At the core of FastServe lies a cutting-edge skip-join Multi-Level Feedback Queue (MLFQ) scheduler. MLFQ has long been recognized as a highly effective method for minimizing average JCT in information-free environments. Each task initially enters the highest priority queue, and if it fails to complete within a specific timeframe, it is demoted to the next priority queue. LLM inference, while semi-information agnostic, presents a crucial distinction from conventional scenarios in that the input length is known, even though the output length is not. This key differentiator arises from the autoregressive pattern inherent in LLM inference. The execution time required to generate the initial output token, in cases where the input is extensive and the output is brief, accounts for the majority of the workload. Leveraging this characteristic, skip-join is integrated into the traditional MLFQ approach.
Upon arrival, each task joins an appropriate queue based on a comparison between the execution time of the first output token and the demotion thresholds of the queues, rather than automatically entering the highest priority queue. By bypassing queues with higher priorities, downgrades are minimized. Preemptive scheduling, when combined with MLFQ, introduces additional memory overhead to maintain incomplete jobs in an interim state. LLMs employ a key-value cache for each Transformer layer to store intermediate states. As long as the batch size is not exceeded, the first-come, first-served (FCFS) cache handles the storage of intermediate states for scheduled jobs. However, MLFQ may initiate additional jobs that are relegated to queues with lower priorities, necessitating the maintenance of interim states by the cache. Considering the size of LLMs and the limited memory space available on GPUs, the cache may overflow. Instead of merely delaying the initiation of new jobs when the cache is full, which would result in head-of-line blocking, the researchers devised an innovative GPU memory management system.

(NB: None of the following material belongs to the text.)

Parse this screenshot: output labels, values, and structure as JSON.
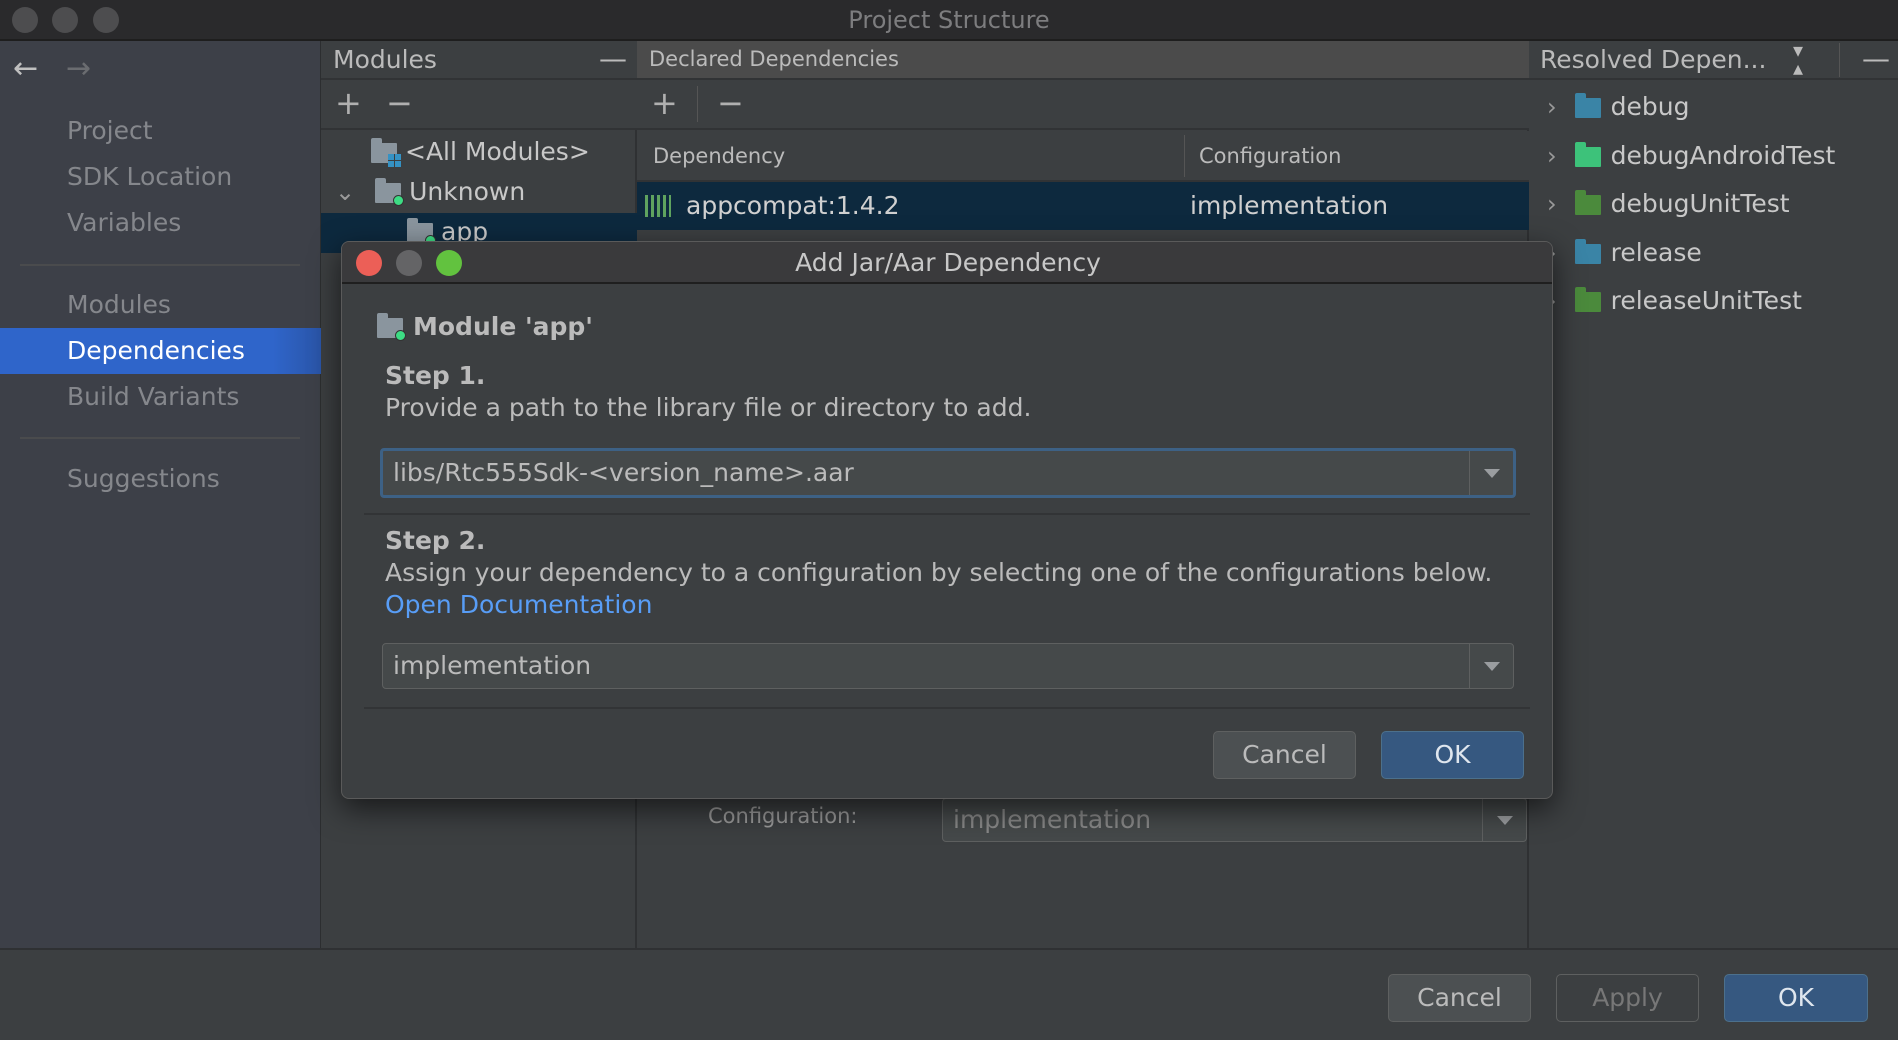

This system proactively uploads the state of processes in low-priority queues upon scheduling and offloads the state when the cache nears capacity. Employing pipelining and asynchronous memory operations further enhances efficiency within FastServe. Additionally, parallelization techniques like tensor and pipeline parallelism are employed to enable distributed inference serving across multiple GPUs, catering to models that surpass the capacity of a single GPU. To mitigate pipeline bubbles, the scheduler concurrently performs numerous batches of jobs. The distributed key-value cache is managed by a dedicated key-value cache manager, which also handles the distribution of memory swapping between GPU and host memory. The researchers implemented a FastServe system prototype based on NVIDIA FasterTransformer, yielding results that showcased notable improvements in both average and tail JCT, surpassing the cutting-edge solution Orca by up to 5.1 and 6.4, respectively.
Conclusion:
Peking University’s FastServe represents a significant advancement in the field of distributed inference serving systems for LLMs. Its ability to preempt tasks at the output token level and optimize memory management enables faster job completion and minimizes bottlenecks. With its superior performance and scalability, FastServe has the potential to reshape the market by providing more efficient and engaging interactive AI applications. Businesses can expect improved user experiences and accelerated advancements in various domains, further fueling the adoption of LLMs and similar AI technologies.